# How often do you mist



## Guest (Apr 6, 2006)

i know this question has been asked many times before, but i really never paid attention to it. I just planted some of my tank, and ive been misting twice a day with tap water, with the chlorine removed. Im not sure if im misting enough or over misting. Heres a link to the page with my plants. If one of you friendly people could help me out, that would be great. Oh also before i forget, my tank temp is between 70-75 with the light on, is that warm enough for the frogs?

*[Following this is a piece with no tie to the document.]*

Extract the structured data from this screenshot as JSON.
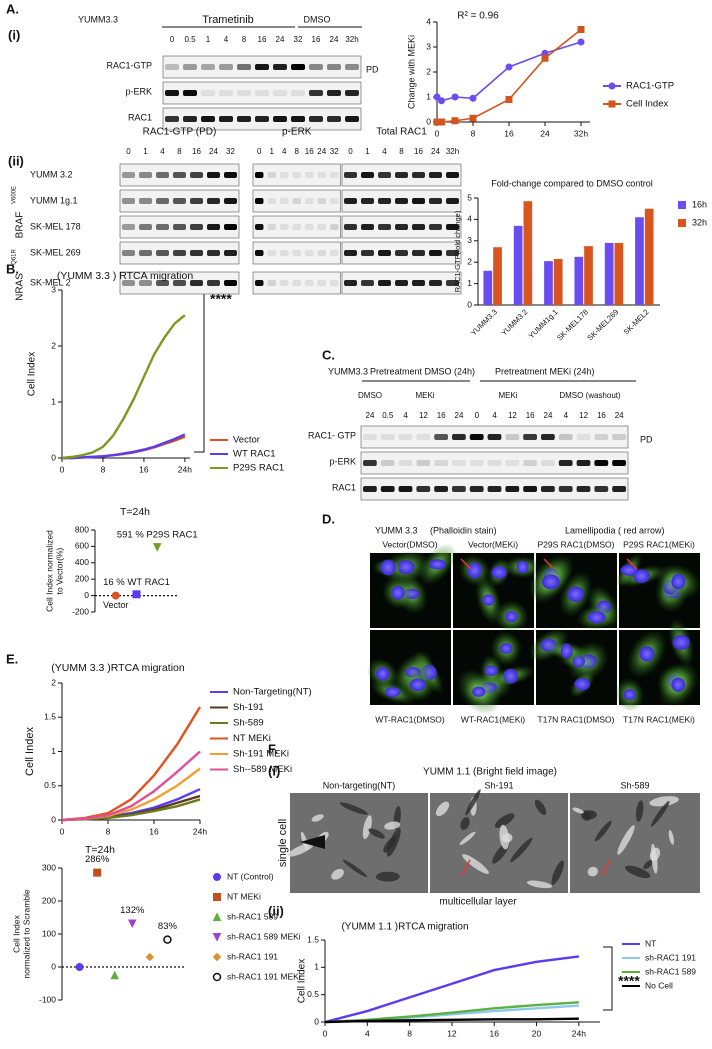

http://www.dendroboard.com/phpBB2/viewtopic.php?t=14884


----------



## Hak (Jul 10, 2005)

Keep track or a log of your tank humidity. Compare this to the requirements of your frogs and/or plants then adjust your misting regimen accordingly. It could take a few days or so for things to equalize and misting isn't really an exact science, so you will have to experiment a little to find how much is enough. I only mist my viv maybe 3 times a week but it all depends on your setup.


----------



## Enlightened Rogue (Mar 21, 2006)

I normally mist 2 times a day. Even if I miss a day, which I rarely do, my humidity stays at or around 85-90%. I don`t even bother with the humidity gauge anymore. The sides of my tank are always dripping with water, I find that to be a good indacation that the humidity is ok. John


----------



## nburns (May 3, 2005)

I have an automatic system that is setup to mist once a day for 1 minute. Plants and frogs are doing well.


----------



## Guest (Apr 7, 2006)

yeah, thats what ive been doing (misting twice a day) i havnt even tried a humidity gauge yet, the front of my tank is dripping with water also, so i figured its really high.


----------



## gary1218 (Dec 31, 2005)

I don't think water droplets on the glass necessarily means high humidity. It has more to do with the dew point which has to do with the temp on the glass on the inside of the tank and the temp on the glass on the outside of the tank.


----------



## DaSlackMan (Feb 3, 2006)

Keep in mind that misting also serves as a way to help keep the viv clean by washing down the frog waste off of the drift wood, plants/etc.


----------



## defaced (May 23, 2005)

Usually 4+ times a week for around 2-5 minutes a day.


----------



## Guest (Apr 9, 2006)

Wow, I do it 4 or 5 times a day. Its an automatic mister, two nozzels for a 55 gallon tank. I also have fan that runs on and off during the day and night. The glass stays more less clear. All my plants seem to be ok, and I even got an orchid to bloom. So why do the rest of you do it soo little. My 29 gallon tank has a small fan, and I mist only 1 time a day, and sometimes everyother day. But that one I do by hand and I usually stand there for 3 or 5 mins. The mist is from a spray bottle so its pretty heavy. Not like the misting from the misting nozzles from Mist King that I use in my 55.


----------



## gary1218 (Dec 31, 2005)

I mist once a day and I spray once a day.

I have the usual hand held flower spray bottle that gives me a very fine mist. I use this in the morning to raise the humidity in the tank.

I have a 1 gallon garden tank sprayer that gives me a spray as opposed to a mist. I use this at night to spray/clean everything - glass walls, plants, wood, substrate. As soon as I pop the lid on the tank to start spraying the frogs come out from wherever they were to get sprayed as well


----------